The air smelled of burned incense and something older—wet earth from an unearthed grave. A woman’s voice drifted from the main hall, humming the Mo Li Hua folk tune. Zoe followed it, pushing open carved doors whose red paint peeled like dried blood. Inside, an antique sewing machine worked by itself, its pedal thumping, though no cloth fed through the needle. On the wall hung a bridal qipao stitched from white silk, the color of Chinese mourning.
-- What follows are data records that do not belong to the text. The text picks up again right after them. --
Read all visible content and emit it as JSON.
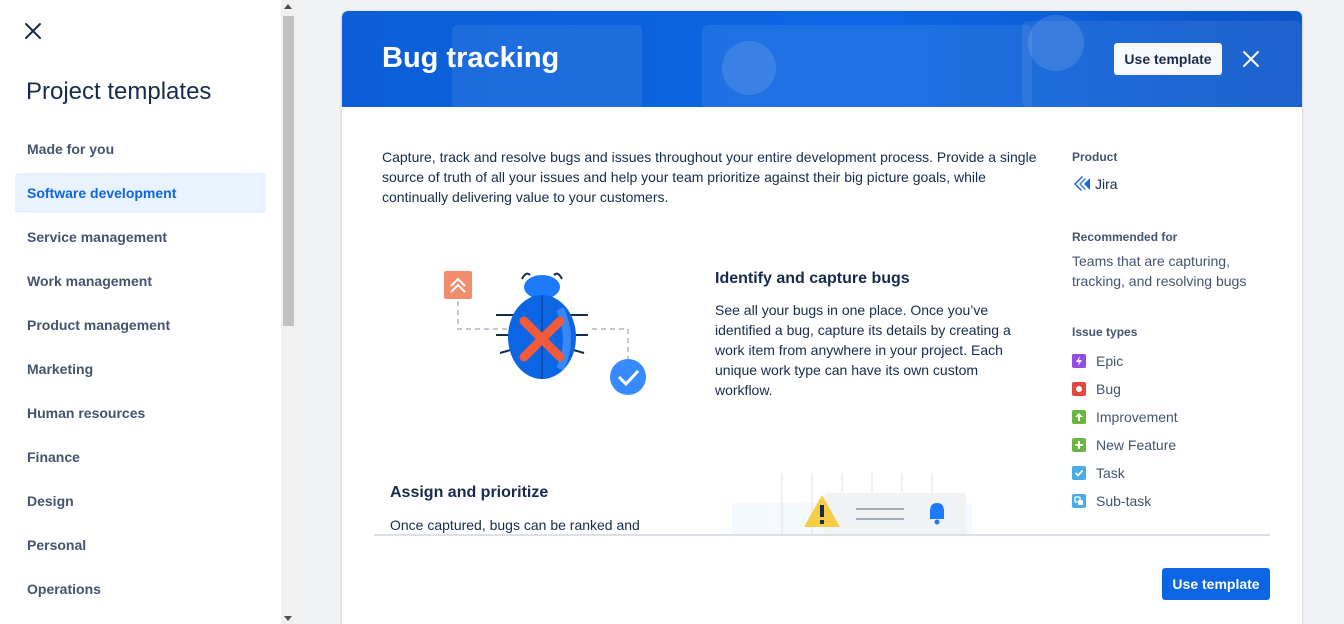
{
  "sidebar": {
    "title": "Project templates",
    "items": [
      {
        "label": "Made for you"
      },
      {
        "label": "Software development",
        "active": true
      },
      {
        "label": "Service management"
      },
      {
        "label": "Work management"
      },
      {
        "label": "Product management"
      },
      {
        "label": "Marketing"
      },
      {
        "label": "Human resources"
      },
      {
        "label": "Finance"
      },
      {
        "label": "Design"
      },
      {
        "label": "Personal"
      },
      {
        "label": "Operations"
      }
    ]
  },
  "modal": {
    "title": "Bug tracking",
    "use_template_top": "Use template",
    "use_template_bottom": "Use template",
    "description": "Capture, track and resolve bugs and issues throughout your entire development process. Provide a single source of truth of all your issues and help your team prioritize against their big picture goals, while continually delivering value to your customers.",
    "features": [
      {
        "title": "Identify and capture bugs",
        "text": "See all your bugs in one place. Once you’ve identified a bug, capture its details by creating a work item from anywhere in your project. Each unique work type can have its own custom workflow."
      },
      {
        "title": "Assign and prioritize",
        "text": "Once captured, bugs can be ranked and"
      }
    ],
    "info": {
      "product_label": "Product",
      "product_name": "Jira",
      "recommended_label": "Recommended for",
      "recommended_text": "Teams that are capturing, tracking, and resolving bugs",
      "issue_types_label": "Issue types",
      "issue_types": [
        {
          "name": "Epic",
          "color": "#904ee2",
          "icon": "lightning-icon"
        },
        {
          "name": "Bug",
          "color": "#e2483d",
          "icon": "bug-dot-icon"
        },
        {
          "name": "Improvement",
          "color": "#6bb643",
          "icon": "arrow-up-icon"
        },
        {
          "name": "New Feature",
          "color": "#6bb643",
          "icon": "plus-icon"
        },
        {
          "name": "Task",
          "color": "#4bade8",
          "icon": "check-icon"
        },
        {
          "name": "Sub-task",
          "color": "#4bade8",
          "icon": "subtask-icon"
        }
      ]
    }
  },
  "colors": {
    "accent": "#0c66e4",
    "active_bg": "#e9f2ff"
  }
}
The humming stopped. The lantern outside brightened, casting long shadows shaped like bound feet. Zoe felt something brush her ankle—soft, too soft—and looked down to see the qipao now pooled at her feet, sleeves reaching for her arms. When she tried to step back, the sewing machine needle snapped, ricocheting into her shadow. Where it pierced, pain flared as though the needle had sewn her soul to the floor.
Doors banged shut in every room, echoing the traditional gong of a Ghost Wedding. On the central table appeared two cups of baijiu and a plate of mooncakes cracked open to reveal not lotus paste, but finger bones. Zoe remembered her Chinese classmate once saying: if you taste food meant for the dead, you join their banquet.
She hurled the cup away. The liquor spilled into the shape of the character 死 (death), seeping across the dusty floorboards. The lantern’s light turned jade-green, the color of grave goods. Wind rushed in, carrying paper talismans someone had burned long ago; their ashes reassembled mid-air into the outline of a bride with no face, arms outstretched.
Zoe fled toward the gate, but it was sealed by an invisible screen, cold as jade. The bridal qipao lifted behind her like a second skin. She remembered another piece of folklore: spirits cannot cross a line of uncooked rice. Frantically, she emptied her snack bag, pouring rice in a sloppy arc. The qipao recoiled, sleeves hissing like scalded snakes.
The gate creaked open just wide enough. Zoe dove through, rolling into the alley as the crimson lantern exploded in a shower of sparks that spelled one last upside-down 福. When she looked back, the siheyuan was gone—replaced by a new Starbucks whose neon sign flickered, then steadied, as if it had always been there.
She left Beijing the next morning, but on every following Chinese New Year, no matter where she traveled, she found the same upside-down 福 pasted on her hotel door. And somewhere outside, a crimson lantern always swung without wind.